To lower alkalinity in a saltwater aquarium, simply make water changes more often. If you are performing water changes once every two weeks, for example, begin making changes every week. If you are changing a low percentage of water, such as 10 percent at a time, up the changes to 15 or 20 percent. Using reverse osmosis water will ensure that you are adding water to the tank that is free from alkalinity.

Learn more: What is a reverse osmosis system?
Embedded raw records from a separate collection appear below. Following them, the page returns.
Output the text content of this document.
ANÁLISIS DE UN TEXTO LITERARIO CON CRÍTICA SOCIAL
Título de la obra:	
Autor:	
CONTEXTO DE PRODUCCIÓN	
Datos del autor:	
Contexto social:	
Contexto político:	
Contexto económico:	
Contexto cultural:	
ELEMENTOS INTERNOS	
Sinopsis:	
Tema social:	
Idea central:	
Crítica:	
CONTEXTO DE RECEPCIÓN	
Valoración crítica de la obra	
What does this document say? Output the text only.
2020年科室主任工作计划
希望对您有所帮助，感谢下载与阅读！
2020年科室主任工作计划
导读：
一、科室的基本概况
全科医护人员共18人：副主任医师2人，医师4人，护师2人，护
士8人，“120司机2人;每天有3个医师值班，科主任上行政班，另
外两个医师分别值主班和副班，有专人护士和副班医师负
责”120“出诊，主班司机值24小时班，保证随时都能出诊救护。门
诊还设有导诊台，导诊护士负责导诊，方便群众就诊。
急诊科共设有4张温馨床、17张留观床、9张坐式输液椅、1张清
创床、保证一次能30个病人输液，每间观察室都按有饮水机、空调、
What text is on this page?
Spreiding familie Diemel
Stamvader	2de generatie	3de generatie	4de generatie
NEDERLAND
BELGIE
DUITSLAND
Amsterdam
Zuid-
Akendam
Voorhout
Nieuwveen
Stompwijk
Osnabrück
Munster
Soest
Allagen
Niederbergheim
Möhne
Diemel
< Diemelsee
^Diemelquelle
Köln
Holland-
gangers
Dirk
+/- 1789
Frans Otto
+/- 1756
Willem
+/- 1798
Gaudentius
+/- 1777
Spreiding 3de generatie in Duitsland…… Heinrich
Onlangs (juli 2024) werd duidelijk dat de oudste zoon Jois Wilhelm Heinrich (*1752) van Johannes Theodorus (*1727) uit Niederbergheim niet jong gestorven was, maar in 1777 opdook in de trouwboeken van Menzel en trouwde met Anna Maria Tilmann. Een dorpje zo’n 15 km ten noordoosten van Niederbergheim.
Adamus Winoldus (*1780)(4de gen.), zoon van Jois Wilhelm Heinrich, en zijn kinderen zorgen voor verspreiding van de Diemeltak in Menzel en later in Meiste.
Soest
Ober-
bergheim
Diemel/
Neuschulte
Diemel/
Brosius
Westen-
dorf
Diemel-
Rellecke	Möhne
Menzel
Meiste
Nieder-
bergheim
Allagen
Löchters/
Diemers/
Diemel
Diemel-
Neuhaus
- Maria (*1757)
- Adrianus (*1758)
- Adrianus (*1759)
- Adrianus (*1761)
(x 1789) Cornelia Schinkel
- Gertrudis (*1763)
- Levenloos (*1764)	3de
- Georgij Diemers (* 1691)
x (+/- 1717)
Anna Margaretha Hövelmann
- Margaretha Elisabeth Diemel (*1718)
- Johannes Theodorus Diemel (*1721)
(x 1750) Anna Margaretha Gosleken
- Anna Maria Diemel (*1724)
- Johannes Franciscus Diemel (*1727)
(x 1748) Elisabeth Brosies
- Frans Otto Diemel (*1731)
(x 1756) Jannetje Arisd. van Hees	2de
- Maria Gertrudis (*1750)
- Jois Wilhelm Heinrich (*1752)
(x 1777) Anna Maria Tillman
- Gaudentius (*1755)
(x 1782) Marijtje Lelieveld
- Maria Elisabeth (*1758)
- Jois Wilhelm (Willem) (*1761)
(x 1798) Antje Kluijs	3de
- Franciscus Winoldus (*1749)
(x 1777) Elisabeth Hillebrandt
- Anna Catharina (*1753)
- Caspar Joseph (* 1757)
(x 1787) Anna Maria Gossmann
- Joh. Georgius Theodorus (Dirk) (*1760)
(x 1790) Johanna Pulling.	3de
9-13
How to lower ammonia levels in a saltwater tank

Ammonia is a toxic byproduct of fish waste and uneaten food. If it is not dealt with, the entire aquarium suffers as a result. To lower ammonia levels in an aquarium, try one of the following solutions:

  • Clean your tank and replace up to 25% of the aquarium’s water (if not already completed). This is the first solution you should attempt.
  • Introduce more air into the tank with an air or water pump.
  • Ensure the tank’s pH is not too high.
  • Add beneficial bacteria to the tank.
  • Improve the tank’s filtration. This may mean installing a new filter or cleaning a clogged one.

Learn more: What is an aquarium air pump? | What is an aquarium water pump?

How to lower nitrite and nitrate levels in an aquarium

Nitrite levels in a tank should be as close to zero as possible, while nitrate levels should be kept under 40 ppm. If your water contains above these levels, attempt the following solutions:

  • Clean your tank and replace up to 25% of the aquarium’s water (if not already completed). This is the first solution you should attempt.
  • Introduce more air into the tank with either an air or water pump.
  • Add beneficial bacteria to the tank.
  • Ensure that you are not overfeeding your fish. Excess food is a common contributor to high nitrate levels. If there is too much food floating in the water, remove the excess immediately.